Overblog
Editer l'article Suivre ce blog Administration + Créer mon blog
8 octobre 2008 3 08 /10 /octobre /2008 11:59
La pub limitée à 5 % 

On commence à lire dans la presse démocratique d’amères vérités générales sur le journalisme et les journalistes en France, allant même jusqu‘à observer comment l’Etat républicain « exerce pour certains titres un véritable droit de vie ou de mort ». Les révélations de ce genre sont l’un des effets de ces « Etats généraux de la presse écrite » institués par le président Sarkozy et actuellement au travail pour plusieurs semaines (Présent du 4 octobre).

Une proposition très concrète, et même chiffrée. Sans doute nous ne manquons pas d’avoir nous aussi des idées générales sur la maladie de la presse écrite. Mais voici notre revendication pratique au sujet de ce que l’Etat peut faire pour commencer un traitement de la maladie : une disposition législative limitant à 5% des recettes la publicité dans la presse.

Les circonstances politiques y sont favorables : le président Sarkozy s’est révélé très hostile aux excès de la publicité commerciale. Il a entrepris d’en libérer progressivement la télévision d’Etat, c’est-à-dire l’ensemble des chaînes de France-Télévision. Or l’hypertrophie publicitaire est l’une des causes, la plus profonde et la plus décisive, de la maladie de la presse, comme cela ressort de l’Enquête sur la maladie de la presse écrite que viennent de publier les Editions Via Romana.

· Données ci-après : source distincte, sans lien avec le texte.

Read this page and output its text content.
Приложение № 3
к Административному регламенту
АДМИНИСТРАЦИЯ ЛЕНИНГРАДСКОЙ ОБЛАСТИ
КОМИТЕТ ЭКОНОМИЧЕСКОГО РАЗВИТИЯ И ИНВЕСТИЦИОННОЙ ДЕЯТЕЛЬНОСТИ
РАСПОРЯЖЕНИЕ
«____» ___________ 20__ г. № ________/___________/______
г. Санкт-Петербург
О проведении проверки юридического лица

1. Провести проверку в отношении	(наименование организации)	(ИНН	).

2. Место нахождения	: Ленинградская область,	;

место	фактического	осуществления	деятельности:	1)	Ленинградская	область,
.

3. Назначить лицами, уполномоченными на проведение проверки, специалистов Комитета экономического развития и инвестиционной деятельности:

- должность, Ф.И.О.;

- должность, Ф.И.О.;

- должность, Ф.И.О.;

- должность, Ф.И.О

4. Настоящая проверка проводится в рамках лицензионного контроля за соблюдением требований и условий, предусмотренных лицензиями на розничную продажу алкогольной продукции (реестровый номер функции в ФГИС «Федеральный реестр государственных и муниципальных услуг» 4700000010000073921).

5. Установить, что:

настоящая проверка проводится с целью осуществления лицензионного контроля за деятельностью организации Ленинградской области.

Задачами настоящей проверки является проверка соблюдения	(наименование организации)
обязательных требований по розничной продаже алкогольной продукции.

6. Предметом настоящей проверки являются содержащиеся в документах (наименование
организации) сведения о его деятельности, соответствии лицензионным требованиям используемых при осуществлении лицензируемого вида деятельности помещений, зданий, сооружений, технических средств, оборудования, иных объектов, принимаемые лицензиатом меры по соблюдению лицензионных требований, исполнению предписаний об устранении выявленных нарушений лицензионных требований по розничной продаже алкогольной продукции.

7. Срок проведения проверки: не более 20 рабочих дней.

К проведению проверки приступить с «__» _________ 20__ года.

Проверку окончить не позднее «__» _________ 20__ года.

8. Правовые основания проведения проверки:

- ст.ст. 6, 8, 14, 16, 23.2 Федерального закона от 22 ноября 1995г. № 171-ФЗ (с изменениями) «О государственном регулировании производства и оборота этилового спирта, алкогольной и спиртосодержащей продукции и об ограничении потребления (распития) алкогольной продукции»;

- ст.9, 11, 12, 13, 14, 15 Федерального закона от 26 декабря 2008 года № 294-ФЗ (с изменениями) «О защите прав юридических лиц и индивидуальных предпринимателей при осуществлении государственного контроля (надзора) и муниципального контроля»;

Grâce au volume exagéré de la publicité commerciale qu’elle accepte, la presse écrite vit dans l’anomalie dangereuse d‘être le seul produit au monde vendu moins cher que son prix de revient. La publicité y est telle qu’elle peut, quand elle le veut, distribuer des quotidiens entièrement gratuits. C’est un sortilège pervers, qui a développé toutes sortes de pathologies et de servitudes : et principalement une dépendance globale, imposant ses normes financières au contenu des journaux (qui pour cette raison en viennent de plus en plus à tous se ressembler).

Pourquoi 5% ? Parce qu’un journal peut résister à la domination des normes et exigences publicitaires en réduisant, s’il le faut, ses dépenses de 5%. Il ne le peut plus quand la publicité représente 30, 50, 80 (ou 100) pour cent de ses recettes et qu’ainsi elle lui est devenue vitalement indispensable. Bien sûr, une réduction à 5% des recettes ne peut être rendue obligatoire du jour au lendemain. La loi devrait imposer des étapes progressives, sur cinq, dix ou quinze ans, le temps que se mettent en place les transformations profondes qu’elle entraînera : la diminution du nombre de pages (qui s’est démesurément augmenté uniquement pour publier davantage de publicité) et un frein à cette surinformation illimitée qui détraque les esprits davantage qu’elle ne les instruit.

On ne peut ni ne désire supprimer totalement « la pub ». Elle a son utilité : elle fait connaître l’existence de produits et de services qui sans elle seraient mal connus ou ignorés. Mais il ne suffit pas d’avoir réglementé et de contrôler son honnêteté commerciale. Elle est malsaine par son hypertrophie, obsédante dans la vie comme dans la presse. Il appartient à l’Etat de lui imposer, comme aux journaux, une cure d’amaigrissement. Elle est l’une des féodalités financières dont l’excès de puissance est contraire au bien commun de la nation française. L’abaisser à un rang plus modeste serait une tâche politique parfaitement capétienne.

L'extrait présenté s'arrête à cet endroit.